Online dating also opens the world to suitors outside of Hawaii, but Tasaka doesn’t recommend long-distance dating.
"It’s so difficult logistically. Unfortunately, the majority of long-distance romances have a much less chance of success than a localized relationship, partly because the situations that come up in a normal relationship don’t come up. In the minimal time you see each other, you’re so happy to be together that you don’t see the bad. A true relationship is built one on one."
Tasaka, who is divorced but has a girlfriend, also recommends talking about money early in a relationship.
"Many people find money a taboo subject. They don’t discuss it until after they get married when they should talk about it before."
For self-protection, questions to be asked include, How much debt do you have? and, Have you ever declared bankruptcy?

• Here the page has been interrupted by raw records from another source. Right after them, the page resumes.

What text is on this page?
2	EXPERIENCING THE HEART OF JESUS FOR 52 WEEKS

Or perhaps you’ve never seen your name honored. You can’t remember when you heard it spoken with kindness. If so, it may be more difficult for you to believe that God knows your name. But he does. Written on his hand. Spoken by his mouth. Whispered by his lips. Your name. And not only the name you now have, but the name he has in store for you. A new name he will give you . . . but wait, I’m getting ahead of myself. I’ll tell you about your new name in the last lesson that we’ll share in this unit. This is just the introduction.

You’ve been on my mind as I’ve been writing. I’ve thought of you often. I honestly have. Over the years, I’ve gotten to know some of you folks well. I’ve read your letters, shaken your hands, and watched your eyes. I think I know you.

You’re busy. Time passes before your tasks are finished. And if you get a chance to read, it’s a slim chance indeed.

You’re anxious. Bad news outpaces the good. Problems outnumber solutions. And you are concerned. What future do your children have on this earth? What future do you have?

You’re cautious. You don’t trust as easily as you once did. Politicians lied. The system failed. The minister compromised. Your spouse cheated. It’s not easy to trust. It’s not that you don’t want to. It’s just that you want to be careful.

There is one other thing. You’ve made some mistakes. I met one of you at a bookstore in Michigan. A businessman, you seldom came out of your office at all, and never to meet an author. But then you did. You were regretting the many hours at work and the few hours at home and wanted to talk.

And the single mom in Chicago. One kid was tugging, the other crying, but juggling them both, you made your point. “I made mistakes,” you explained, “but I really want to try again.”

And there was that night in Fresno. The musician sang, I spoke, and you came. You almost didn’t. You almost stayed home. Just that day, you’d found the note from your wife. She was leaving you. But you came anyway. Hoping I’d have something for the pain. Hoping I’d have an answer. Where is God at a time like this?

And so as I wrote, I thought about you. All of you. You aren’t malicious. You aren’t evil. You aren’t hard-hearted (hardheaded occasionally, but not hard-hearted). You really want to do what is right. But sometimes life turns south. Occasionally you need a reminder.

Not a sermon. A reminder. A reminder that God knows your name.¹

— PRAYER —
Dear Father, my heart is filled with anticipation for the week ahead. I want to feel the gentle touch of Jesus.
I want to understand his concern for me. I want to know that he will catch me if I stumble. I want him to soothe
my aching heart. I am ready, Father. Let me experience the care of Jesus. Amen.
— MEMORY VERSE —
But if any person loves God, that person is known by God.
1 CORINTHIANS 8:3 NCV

He learned the hard way that attitude about money forms a foundation for relationships when, in the early ’80s, he married a woman with a $2 million inheritance, tempted by the idea of owning a home atop Waialae Iki and driving a Mercedes-Benz.
"I know firsthand what it feels like to be a kept spouse. From that I learned, there is no free lunch. Whoever controls the money controls the relationship, so I’m a firm believer in coequal relationships so neither has to be beholden to the other and they can both make empowered decisions.
"It took me a long time to admit I had married for money, and I didn’t like what was happening to me. I began to devalue people. It became painful because that was not who I was," he said.
Among subjects Tasaka will cover in his class is the pre-date, perhaps a casual meeting for coffee, just to find out whether a person is worth pursuing. He said he knows of people who might make five pre-dates on a Saturday to sift through potentials, no less a commitment than the search for a job or other worthwhile project.
"If you don’t give up on love, it will come to you," Tasaka said. "That woman who went on 500 dates never gave up on love, and that’s what kept her going."